Options are a way of leveraging up your trading. They can be used in a number of ways to hedge your investments or speculate on the market.
These types of derivatives are very popular in the United States with brokerages like Robinhood making options trading easily accessible to retail investors. But what about Europe, are there any decent brokerages?
In this blog post, I will give you a brief a rundown on three brokerages that do allow options trading in Europe and what my own personal recommendation would be.
Degiro is another broker which allows options trading in Europe but it is quite limited in functionality and choice.
When you are trading options on Degiro you will be limited to mostly options on European stocks. The only US-based options available are a couple of Index options:
- DJX (Dow Jones Industrial Average)
- RUT (Russell 2000 Index)
- XSP (S&P 500 Mini Index)
- ES (E-mini S&P 500)
- NQ (E-mini NASDAQ 100)
Options trading requires a lot more analysis, you are not just concerned with analysing the underlying stock but also keeping an eye on option specific metrics such as volatility and time decay will be just as important.
As you can see from figure 1 the Degiro trading platform has the usual options chain you would expect but it does not provide the investor with any useful analytics to help their investing decisions. Another resource will be needed to be used in tandem with Degiro if you are to trade effectively.
On the plus side for Degiro, if you are happy to trade options on European stocks then Degiro is one of the lowest fees brokerage firms in Europe. See the below table with details of the fees they charge on options:
|Eurex (Germany)||€0.75 per contract|
|MEFF (Spain)||€1.50 per contract|
|Euronext LIFFE (The Netherlands, Belgium, France, Portugal)||€2.00 per contract|
|Other Countries||€0.75 per contract|
If you are new to options trading it can be very overwhelming, and what is even more daunting is trying to learn when trading with real money. This can often put many people off options trading
A great feature that Interactive Brokers have on their platform is the ability to paper trade (simulation) with fake money if you want to learn options trading in a risk-free environment.
Interactive Brokers offer lots and lots of data and analytics to assist your Options trading such as:
- Implied Volatility
- The Greeks (Delta, Gama, Vega and Theta)
- Max Return
- Max Loss
- Commission Previews
- Minimum Investment
- Margin Impact
- Payoff diagrams
Another cool feature of Interactive Brokers is their strategy builder which allows you to add multiple legs to your order this way you can easily build and trade with common options trading strategies such as Iron Condors, Collars, Straddles, Strangles, etc.
The fees for Interactive Brokers will vary from country to country, as an example let’s take a look at the fees for the Netherlands. The fees will differ slightly depending on your circumstances and whether you are on the tiered or fixed fees.

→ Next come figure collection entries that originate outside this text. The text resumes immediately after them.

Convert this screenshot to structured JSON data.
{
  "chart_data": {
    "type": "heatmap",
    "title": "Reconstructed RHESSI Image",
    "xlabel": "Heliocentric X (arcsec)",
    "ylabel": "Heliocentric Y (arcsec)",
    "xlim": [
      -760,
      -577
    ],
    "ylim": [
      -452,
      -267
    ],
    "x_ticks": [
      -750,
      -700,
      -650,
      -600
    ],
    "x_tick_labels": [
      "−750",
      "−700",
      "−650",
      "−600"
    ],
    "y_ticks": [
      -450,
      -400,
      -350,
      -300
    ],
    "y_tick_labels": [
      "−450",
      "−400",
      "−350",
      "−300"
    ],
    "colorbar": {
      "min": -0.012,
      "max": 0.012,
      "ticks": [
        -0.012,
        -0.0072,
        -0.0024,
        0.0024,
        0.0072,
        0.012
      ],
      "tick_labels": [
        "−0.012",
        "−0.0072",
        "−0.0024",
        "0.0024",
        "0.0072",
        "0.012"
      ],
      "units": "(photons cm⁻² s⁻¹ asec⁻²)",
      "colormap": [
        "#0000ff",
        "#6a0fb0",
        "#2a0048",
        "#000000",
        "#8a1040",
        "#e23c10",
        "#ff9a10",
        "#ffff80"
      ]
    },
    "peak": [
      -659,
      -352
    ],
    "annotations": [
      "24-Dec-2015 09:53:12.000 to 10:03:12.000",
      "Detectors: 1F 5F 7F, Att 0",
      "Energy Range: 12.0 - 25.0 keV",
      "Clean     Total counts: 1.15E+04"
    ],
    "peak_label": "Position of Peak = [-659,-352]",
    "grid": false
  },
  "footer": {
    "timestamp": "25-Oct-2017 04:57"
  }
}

Saxo Bank is another broker that will allow you to trade US Options and the layout of their platform is very nice.
It is very easy to build legs to your strategies and see key metrics and pay off diagrams.
But where Saxo Bank really falls down is the fees.

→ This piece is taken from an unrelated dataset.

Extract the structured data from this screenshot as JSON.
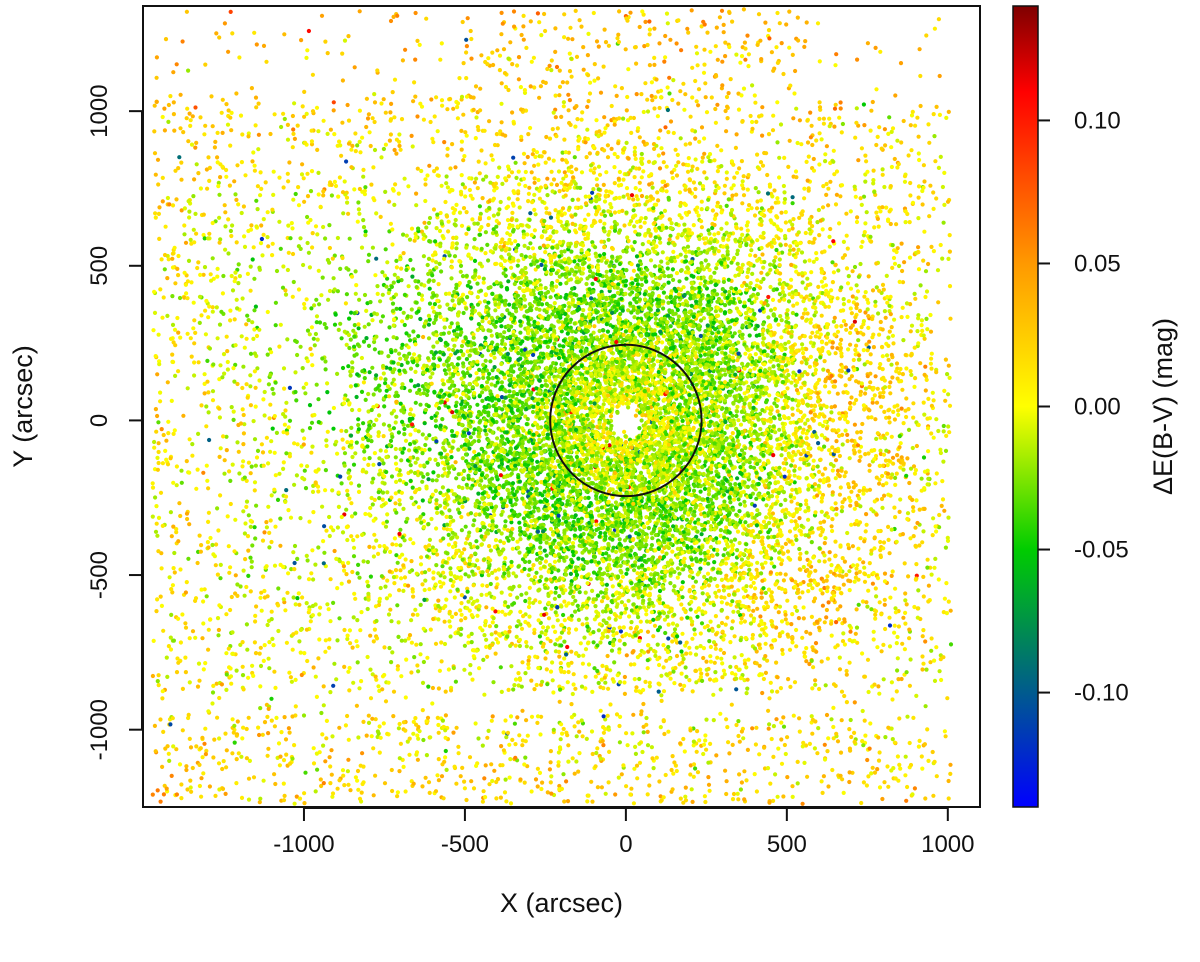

Unless you have a VIP account, options trading with Saxo Bank is much more expensive than other brokerages, with Classic account holders paying €3 per contract.
I think you will agree from reading the brief rundowns on the 3 brokerages above that there is one clear winner and that is Interactive Brokers.

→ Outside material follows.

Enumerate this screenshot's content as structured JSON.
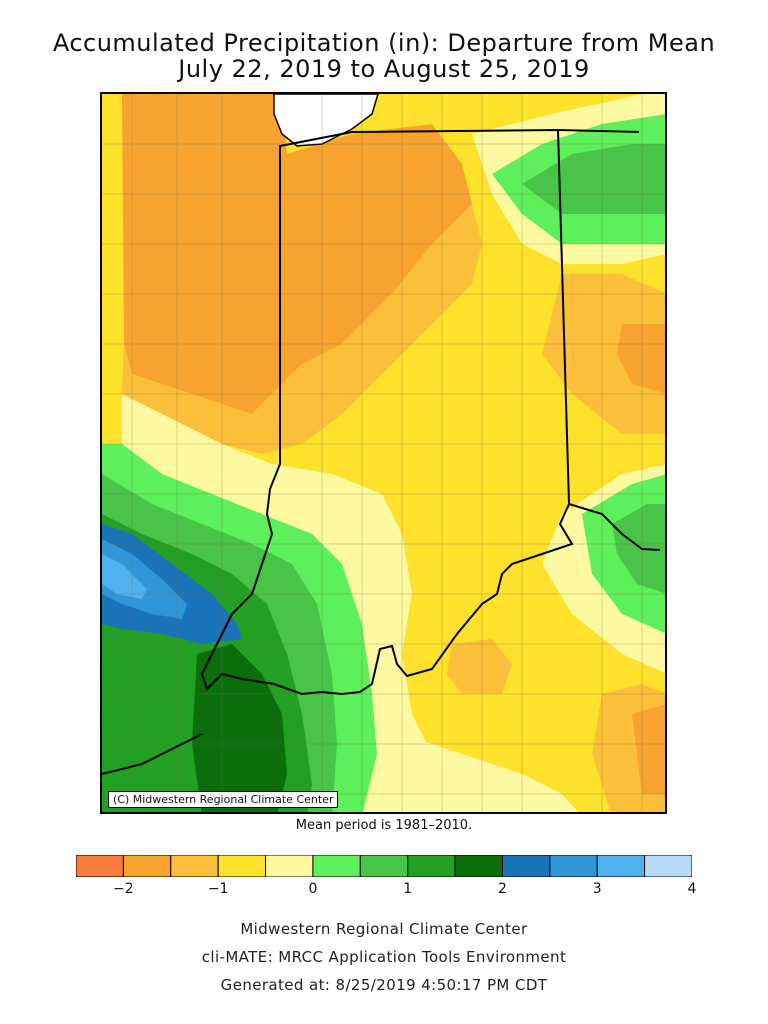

Most of us will be interested in trading US options and that rules out Degiro straight away as it only has a limited amount of US index options.
The next important factor is the fees, Interactive Brokers wins this battle as it has much cheaper fees per contract than Saxo Bank.
Overall, both Saxo Bank and Interactive brokers service users well in terms of analytics and graphs to support strategy building, but Interactive Brokers is far more adaptable.
Disclaimer: This blog post is for informational and educational purposes only and should not be construed as financial advice. Options are complex instruments and come with a high risk of losing money rapidly due to leverage.